Entre autres mesures, les CFF organisent depuis 2014 une table ronde annuelle consacrée aux suicides sur les rails et aux moyens de prévention, à des fins d’échange entre les différents décideurs se trouvant à proximité d’endroits sensibles (hotspots). Cette plateforme intègre les connaissances locales sur les dispositifs de sécurité adéquats et promeut le soutien mutuel. Y participent des communes, des cliniques psychiatriques, la police, les CFF et d’autres entreprises ferroviaires.
Depuis 2022, les exigences liées à la prévention du suicide sont d’emblée prises en compte de manière uniforme dans tout projet de construction situé à proximité d’un endroit sensible ou dans une gare (éclairage suffisant près des chantiers, passerelles ouvertes et transparentes, etc.). Les CFF ont ainsi conçu, avec des spécialistes, une check-list passant en revue les dangers potentiels dans une optique de prévention du suicide, avec les mesures utiles.
Des actions de retour et de collecte à encourager
Comme les suicides sur les voies ferrées, le nombre de suicides par armes à feu (18,1 % des suicides survenus en Suisse en 2020, soit 24 % chez les hommes et 3,3 % chez les femmes) ou par empoisonnement (13 % ; soit 19,9 % chez les femmes et 10,2 % chez les hommes) peut être réduit efficacement dans le cadre de la prévention du suicide spécifique à la méthode utilisée. Le plan d’action exige par conséquent le lancement d’actions de restitution d’armes à feu et de collecte de médicaments. Seuls de rares cantons se montrent ici proactifs et organisent régulièrement de telles actions, comme Zoug, où depuis 2008, des collectes d’armes sont organisées tous les trois ou quatre ans.

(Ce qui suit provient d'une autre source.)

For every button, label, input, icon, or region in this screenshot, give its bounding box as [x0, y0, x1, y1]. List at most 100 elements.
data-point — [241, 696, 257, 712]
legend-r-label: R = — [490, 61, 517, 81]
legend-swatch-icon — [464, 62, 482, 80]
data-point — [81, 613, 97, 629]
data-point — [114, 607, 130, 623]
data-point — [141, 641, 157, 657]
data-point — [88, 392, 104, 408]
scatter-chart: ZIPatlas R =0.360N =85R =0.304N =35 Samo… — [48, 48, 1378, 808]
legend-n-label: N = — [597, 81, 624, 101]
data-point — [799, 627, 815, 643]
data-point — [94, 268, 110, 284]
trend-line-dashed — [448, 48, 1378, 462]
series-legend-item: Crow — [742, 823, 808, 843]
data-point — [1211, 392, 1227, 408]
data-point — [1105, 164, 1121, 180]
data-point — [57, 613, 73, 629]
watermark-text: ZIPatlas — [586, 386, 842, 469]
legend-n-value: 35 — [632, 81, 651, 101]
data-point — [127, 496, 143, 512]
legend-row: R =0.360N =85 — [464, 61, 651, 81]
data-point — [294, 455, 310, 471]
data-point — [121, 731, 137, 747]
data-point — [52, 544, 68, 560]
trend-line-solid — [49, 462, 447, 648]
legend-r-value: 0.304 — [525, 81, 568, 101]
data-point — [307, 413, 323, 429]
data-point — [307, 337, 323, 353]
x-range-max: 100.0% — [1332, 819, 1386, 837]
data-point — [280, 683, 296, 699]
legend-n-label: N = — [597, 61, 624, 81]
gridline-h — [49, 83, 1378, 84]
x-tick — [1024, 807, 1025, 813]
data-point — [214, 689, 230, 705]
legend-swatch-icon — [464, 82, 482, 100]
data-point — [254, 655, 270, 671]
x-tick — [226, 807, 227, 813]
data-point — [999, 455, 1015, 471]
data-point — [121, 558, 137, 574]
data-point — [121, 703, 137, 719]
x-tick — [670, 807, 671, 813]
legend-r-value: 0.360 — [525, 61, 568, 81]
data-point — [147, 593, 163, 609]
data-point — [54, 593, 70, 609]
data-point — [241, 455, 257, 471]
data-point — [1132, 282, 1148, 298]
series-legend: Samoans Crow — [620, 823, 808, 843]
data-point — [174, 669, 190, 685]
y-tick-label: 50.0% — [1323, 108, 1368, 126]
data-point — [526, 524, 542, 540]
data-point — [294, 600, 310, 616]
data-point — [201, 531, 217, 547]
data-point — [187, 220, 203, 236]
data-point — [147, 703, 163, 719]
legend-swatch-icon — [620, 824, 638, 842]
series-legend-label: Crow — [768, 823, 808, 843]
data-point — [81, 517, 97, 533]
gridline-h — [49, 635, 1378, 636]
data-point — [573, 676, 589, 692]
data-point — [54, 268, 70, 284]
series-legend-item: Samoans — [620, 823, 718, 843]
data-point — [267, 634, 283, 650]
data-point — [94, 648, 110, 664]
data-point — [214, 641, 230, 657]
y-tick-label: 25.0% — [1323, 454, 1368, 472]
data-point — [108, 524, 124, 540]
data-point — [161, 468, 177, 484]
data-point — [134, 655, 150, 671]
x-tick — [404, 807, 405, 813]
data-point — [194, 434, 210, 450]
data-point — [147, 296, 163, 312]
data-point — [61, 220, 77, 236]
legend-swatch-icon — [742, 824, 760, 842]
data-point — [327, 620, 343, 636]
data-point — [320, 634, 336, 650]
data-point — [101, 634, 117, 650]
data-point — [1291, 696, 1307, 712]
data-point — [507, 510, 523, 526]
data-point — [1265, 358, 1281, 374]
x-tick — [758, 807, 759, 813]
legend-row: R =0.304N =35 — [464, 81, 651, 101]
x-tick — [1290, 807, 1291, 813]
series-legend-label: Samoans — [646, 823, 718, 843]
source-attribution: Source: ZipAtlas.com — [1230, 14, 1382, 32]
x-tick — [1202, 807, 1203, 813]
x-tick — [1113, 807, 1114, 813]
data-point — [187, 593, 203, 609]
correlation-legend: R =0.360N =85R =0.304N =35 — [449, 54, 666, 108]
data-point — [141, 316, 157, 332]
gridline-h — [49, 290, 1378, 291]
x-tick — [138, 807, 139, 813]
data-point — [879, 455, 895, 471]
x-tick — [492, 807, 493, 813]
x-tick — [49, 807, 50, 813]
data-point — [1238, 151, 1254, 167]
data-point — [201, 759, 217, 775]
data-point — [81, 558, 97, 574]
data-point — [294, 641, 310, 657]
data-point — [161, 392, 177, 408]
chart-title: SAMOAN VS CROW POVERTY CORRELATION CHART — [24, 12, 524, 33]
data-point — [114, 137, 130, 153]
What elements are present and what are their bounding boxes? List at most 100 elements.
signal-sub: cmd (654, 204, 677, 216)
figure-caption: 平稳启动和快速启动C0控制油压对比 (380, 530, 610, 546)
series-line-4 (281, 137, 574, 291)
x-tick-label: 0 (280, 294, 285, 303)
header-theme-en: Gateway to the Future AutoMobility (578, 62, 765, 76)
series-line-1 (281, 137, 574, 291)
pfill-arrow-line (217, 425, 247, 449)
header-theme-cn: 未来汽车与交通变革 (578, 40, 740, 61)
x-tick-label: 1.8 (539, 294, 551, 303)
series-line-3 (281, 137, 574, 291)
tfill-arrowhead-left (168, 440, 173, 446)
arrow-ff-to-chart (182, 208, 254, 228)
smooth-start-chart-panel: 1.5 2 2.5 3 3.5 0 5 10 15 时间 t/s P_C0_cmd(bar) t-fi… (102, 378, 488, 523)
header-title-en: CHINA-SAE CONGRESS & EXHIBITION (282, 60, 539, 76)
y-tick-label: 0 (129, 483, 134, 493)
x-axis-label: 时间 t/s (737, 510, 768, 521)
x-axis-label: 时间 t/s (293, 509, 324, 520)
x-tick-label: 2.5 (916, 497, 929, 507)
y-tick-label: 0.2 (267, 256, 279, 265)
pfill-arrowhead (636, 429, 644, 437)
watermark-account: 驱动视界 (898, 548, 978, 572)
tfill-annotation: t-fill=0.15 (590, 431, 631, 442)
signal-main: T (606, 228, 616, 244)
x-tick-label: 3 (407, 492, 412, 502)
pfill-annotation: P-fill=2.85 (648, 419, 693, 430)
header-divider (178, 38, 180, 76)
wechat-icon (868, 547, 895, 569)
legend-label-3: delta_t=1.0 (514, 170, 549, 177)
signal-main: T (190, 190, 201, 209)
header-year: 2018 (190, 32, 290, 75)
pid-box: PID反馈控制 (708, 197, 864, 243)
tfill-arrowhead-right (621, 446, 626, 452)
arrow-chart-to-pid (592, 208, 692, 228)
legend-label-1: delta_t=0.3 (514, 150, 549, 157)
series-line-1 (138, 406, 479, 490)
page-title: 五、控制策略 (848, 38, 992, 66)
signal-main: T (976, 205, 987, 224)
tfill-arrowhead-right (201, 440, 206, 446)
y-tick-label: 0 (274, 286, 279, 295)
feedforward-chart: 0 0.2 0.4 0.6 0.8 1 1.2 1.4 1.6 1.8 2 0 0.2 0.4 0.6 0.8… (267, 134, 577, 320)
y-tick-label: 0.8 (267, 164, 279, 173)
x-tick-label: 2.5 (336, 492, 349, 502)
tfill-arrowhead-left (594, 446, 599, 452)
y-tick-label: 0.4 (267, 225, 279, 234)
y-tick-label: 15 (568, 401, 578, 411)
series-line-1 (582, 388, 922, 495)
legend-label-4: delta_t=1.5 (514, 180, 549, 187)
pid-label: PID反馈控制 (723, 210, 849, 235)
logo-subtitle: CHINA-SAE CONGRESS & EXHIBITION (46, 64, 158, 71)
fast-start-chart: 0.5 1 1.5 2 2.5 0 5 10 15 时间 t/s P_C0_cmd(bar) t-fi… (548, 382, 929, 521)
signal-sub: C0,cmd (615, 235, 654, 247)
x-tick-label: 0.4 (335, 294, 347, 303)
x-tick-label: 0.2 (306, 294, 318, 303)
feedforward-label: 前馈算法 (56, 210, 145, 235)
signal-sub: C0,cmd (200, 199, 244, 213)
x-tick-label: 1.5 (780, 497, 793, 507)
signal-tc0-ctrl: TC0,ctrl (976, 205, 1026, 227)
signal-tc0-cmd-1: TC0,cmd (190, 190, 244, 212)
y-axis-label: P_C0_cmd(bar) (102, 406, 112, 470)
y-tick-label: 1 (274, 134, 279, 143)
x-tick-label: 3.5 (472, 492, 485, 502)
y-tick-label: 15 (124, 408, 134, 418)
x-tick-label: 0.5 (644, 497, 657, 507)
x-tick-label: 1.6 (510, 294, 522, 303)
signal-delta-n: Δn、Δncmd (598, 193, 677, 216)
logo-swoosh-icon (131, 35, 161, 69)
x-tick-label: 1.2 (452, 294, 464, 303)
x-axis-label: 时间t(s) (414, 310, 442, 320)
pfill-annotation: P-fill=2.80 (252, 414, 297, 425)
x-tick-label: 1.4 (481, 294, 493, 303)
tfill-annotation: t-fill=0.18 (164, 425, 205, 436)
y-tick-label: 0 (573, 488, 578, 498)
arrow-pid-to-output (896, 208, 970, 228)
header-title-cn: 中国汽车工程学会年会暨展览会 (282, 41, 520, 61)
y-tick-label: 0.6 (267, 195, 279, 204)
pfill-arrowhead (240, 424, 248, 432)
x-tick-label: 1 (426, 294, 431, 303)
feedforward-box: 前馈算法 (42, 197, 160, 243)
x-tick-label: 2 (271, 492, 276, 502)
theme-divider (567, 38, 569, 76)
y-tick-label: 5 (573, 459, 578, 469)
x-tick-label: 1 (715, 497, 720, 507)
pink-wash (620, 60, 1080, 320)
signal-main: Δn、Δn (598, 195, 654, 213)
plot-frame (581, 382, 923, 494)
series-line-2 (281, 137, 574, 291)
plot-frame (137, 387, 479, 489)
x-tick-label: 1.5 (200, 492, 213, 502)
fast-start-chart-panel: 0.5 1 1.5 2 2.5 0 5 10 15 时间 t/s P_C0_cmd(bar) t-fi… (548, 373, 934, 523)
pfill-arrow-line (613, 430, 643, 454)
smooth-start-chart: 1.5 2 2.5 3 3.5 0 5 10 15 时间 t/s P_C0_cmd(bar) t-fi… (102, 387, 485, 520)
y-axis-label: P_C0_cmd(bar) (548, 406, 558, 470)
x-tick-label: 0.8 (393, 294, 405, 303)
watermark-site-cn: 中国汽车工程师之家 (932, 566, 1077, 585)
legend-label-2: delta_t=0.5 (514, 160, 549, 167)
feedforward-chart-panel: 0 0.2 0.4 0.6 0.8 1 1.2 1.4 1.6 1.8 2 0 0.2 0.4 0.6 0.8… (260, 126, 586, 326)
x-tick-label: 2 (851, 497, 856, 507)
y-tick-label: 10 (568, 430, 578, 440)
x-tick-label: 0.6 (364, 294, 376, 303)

Objectifs pas encore atteints
Le rapport « Bilan intermédiaire de la mise en œuvre du Plan d’action national pour la prévention du suicide » publié par Infras sur mandat de l’OFSP (2021) constate à propos de la limitation de l’accès aux méthodes de suicide que les objectifs sont loin d’être atteints. Des mesures ont bien été prises dans le domaine de la construction afin de sécuriser les lieux sensibles (hotspots), mais pas partout. Les auteurs recommandent notamment de veiller au suivi continu des lieux sensibles et de les sécuriser de façon systématique, ainsi que de sensibiliser les professionnels de la construction à la prévention du suicide. Il convient encore de mieux informer la population sur les possibilités de remise d’armes à feu ou de médicaments.
La balle est dans le camp des protagonistes – par exemple les cantons, afin d’équiper les ponts enjambant les routes cantonales – pour la réalisation des objectifs et la mise en œuvre des recommandations. Les organisations membres du groupe central du plan d’action pour la prévention du suicide n’ont ni les ressources, ni les compétences pour s’engager de façon ciblée sur ce terrain. Seul un engagement minimal serait envisageable à des fins d’échange d’expériences, par exemple entre les départements cantonaux compétents.
*1 Observatoire suisse de la santé, Obsan. Suicide et suicide assisté, 2022.